One of the most startling things about Canada’s recent success in attracting international students is how easy it has all been. Australia and the U.K. took decades to build up their position in international higher education, and in the former case it took decades of government-backed investment in developing overseas networks. Our recent extraordinary spurt of growth in international higher education – particularly in the Indian market – came in the space of about five years in a comparatively uncoordinated way.

So are Canadians just brilliant at this stuff or are there other factors at work?

I’d argue for the latter. Consider that in recent years the Americans have been imposing ludicrous visa regimes, the U.K. has been making menacing noises about rejecting international students and Australia’s image has been tarnished by events that have highlighted problems of racism and student security. We’ve therefore reaped the benefits without making any serious investments ourselves. We didn’t hit a triple; we were born on third base.

But this situation isn’t going to last forever. Universities around the developed world are heading for big trouble financially, and they are all going to be spending more time trying to tap the foreign student market. And in the developing world, institutions are improving all the time and improving their value position vis-à-vis our own. Competition is going to increase, and it’s not clear how well placed we are to win.

At HESA, we’ve developed the Global Student Survey to examine the views of students in various exporting countries about education in general and international education in particular. Our India survey, available for purchase as of today, shows some of the obvious vulnerabilities that Canadian institutions have, and the value proposition and the rising competition from Indian institutions are clearly there.
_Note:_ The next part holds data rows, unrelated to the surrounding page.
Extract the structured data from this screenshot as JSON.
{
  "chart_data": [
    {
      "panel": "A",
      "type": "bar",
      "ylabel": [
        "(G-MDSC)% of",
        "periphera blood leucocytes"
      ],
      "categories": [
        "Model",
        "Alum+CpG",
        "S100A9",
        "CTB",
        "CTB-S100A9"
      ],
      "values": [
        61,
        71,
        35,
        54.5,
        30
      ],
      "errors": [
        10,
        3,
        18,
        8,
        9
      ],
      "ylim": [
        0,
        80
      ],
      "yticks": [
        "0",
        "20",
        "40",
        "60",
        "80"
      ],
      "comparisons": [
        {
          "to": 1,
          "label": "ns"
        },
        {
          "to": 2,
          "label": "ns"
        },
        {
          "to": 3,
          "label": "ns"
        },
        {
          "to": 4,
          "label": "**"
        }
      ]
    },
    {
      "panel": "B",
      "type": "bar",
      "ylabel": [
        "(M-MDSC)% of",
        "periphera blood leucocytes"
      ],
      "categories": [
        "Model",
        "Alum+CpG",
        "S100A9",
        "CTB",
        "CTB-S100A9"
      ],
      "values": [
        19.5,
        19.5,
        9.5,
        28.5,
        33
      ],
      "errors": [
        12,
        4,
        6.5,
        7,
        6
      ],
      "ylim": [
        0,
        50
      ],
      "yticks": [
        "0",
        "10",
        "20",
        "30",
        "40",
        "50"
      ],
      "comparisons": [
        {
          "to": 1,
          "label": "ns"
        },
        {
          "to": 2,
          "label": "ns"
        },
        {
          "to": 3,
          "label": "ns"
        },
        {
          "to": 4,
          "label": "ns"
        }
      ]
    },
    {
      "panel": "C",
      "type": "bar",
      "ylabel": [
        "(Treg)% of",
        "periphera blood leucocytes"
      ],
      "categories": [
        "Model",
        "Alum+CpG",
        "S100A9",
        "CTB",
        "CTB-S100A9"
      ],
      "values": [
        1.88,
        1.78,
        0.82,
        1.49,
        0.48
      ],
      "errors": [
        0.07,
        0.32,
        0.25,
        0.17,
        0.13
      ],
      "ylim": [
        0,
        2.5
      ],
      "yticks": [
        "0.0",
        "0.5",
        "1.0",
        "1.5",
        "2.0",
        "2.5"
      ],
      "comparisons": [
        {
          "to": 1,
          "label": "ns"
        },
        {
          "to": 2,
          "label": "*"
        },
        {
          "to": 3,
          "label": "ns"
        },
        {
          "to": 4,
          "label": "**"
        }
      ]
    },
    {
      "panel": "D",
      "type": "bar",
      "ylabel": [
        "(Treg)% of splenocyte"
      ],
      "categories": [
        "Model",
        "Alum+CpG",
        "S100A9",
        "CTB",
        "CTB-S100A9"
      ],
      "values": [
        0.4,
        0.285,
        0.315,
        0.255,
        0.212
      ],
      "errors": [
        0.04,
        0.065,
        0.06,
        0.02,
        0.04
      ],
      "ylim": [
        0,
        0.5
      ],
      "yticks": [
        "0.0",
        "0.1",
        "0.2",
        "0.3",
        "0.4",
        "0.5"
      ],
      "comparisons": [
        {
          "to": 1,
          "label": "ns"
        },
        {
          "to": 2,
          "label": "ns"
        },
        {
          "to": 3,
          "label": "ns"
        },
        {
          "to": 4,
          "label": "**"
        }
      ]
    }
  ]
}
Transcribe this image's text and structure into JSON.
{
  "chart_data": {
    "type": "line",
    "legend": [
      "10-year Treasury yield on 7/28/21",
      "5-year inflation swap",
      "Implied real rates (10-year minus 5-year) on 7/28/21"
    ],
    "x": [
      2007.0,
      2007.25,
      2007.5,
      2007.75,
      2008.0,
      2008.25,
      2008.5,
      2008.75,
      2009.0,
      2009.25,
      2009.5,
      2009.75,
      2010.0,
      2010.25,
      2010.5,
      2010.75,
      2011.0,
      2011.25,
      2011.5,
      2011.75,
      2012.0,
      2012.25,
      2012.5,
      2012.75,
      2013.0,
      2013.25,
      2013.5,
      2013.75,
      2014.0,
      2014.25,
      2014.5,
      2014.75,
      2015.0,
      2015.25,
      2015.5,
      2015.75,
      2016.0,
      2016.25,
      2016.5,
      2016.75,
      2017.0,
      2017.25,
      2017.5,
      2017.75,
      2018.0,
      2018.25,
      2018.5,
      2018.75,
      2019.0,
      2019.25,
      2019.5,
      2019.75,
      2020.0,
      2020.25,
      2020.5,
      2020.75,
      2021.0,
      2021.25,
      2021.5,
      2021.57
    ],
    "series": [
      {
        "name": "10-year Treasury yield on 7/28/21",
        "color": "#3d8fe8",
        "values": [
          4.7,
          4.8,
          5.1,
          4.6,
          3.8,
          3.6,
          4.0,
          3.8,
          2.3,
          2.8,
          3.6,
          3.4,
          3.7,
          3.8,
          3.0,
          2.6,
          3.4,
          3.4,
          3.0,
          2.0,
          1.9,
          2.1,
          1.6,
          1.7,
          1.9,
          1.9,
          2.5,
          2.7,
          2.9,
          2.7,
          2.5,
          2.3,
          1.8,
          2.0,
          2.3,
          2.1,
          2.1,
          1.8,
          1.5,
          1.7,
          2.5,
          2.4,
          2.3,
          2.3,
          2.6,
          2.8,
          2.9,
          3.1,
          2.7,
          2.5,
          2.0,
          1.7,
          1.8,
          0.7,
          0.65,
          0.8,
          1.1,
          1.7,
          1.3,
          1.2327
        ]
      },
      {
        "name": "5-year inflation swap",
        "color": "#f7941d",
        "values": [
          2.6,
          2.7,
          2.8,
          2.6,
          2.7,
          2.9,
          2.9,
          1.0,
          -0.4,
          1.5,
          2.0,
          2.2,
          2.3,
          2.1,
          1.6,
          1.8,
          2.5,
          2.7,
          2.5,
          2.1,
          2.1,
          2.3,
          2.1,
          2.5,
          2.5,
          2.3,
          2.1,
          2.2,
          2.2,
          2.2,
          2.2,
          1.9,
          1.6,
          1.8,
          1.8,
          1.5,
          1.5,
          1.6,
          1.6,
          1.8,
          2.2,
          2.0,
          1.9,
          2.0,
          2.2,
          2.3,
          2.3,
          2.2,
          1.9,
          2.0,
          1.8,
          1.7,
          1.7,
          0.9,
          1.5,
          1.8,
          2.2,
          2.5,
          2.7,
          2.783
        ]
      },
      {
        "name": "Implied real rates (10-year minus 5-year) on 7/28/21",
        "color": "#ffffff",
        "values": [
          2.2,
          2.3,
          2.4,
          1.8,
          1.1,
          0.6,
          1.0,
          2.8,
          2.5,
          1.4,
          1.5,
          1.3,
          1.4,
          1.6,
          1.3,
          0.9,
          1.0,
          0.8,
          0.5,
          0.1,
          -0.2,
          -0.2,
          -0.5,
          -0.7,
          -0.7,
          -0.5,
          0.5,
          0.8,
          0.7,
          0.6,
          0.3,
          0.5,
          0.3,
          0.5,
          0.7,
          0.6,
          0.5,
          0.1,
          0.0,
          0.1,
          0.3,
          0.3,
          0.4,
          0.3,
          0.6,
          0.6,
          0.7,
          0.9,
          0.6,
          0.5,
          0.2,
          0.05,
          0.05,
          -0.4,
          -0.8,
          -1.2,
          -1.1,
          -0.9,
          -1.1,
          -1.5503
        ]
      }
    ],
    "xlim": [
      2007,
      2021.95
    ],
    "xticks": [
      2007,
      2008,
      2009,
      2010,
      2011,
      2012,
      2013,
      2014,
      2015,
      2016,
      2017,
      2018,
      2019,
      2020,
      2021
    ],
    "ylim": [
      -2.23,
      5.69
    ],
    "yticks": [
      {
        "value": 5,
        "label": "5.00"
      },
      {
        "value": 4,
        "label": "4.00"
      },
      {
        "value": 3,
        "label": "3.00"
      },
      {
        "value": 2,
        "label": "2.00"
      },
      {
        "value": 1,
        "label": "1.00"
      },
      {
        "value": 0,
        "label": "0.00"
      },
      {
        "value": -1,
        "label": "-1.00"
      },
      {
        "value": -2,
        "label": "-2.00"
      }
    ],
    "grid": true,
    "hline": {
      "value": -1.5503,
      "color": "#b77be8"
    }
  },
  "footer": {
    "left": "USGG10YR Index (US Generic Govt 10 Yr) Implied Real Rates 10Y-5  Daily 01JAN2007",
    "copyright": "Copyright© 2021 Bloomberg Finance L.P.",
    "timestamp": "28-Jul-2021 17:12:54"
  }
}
More importantly, our national brand in education is a problem. We rank well behind the U.S. and U.K. as a destination in Indian students’ minds, and even Singapore and the U.A.E. peg above us in some categories. And whereas Indian students describe American, British and Singaporean higher education in terms that are generic synonyms for excellence, Canada gets described like this:

phrases Indian students associate with Canada

 

Forget the temporarily rosy enrolment statistics: we have a problem here. We ignore it at our peril.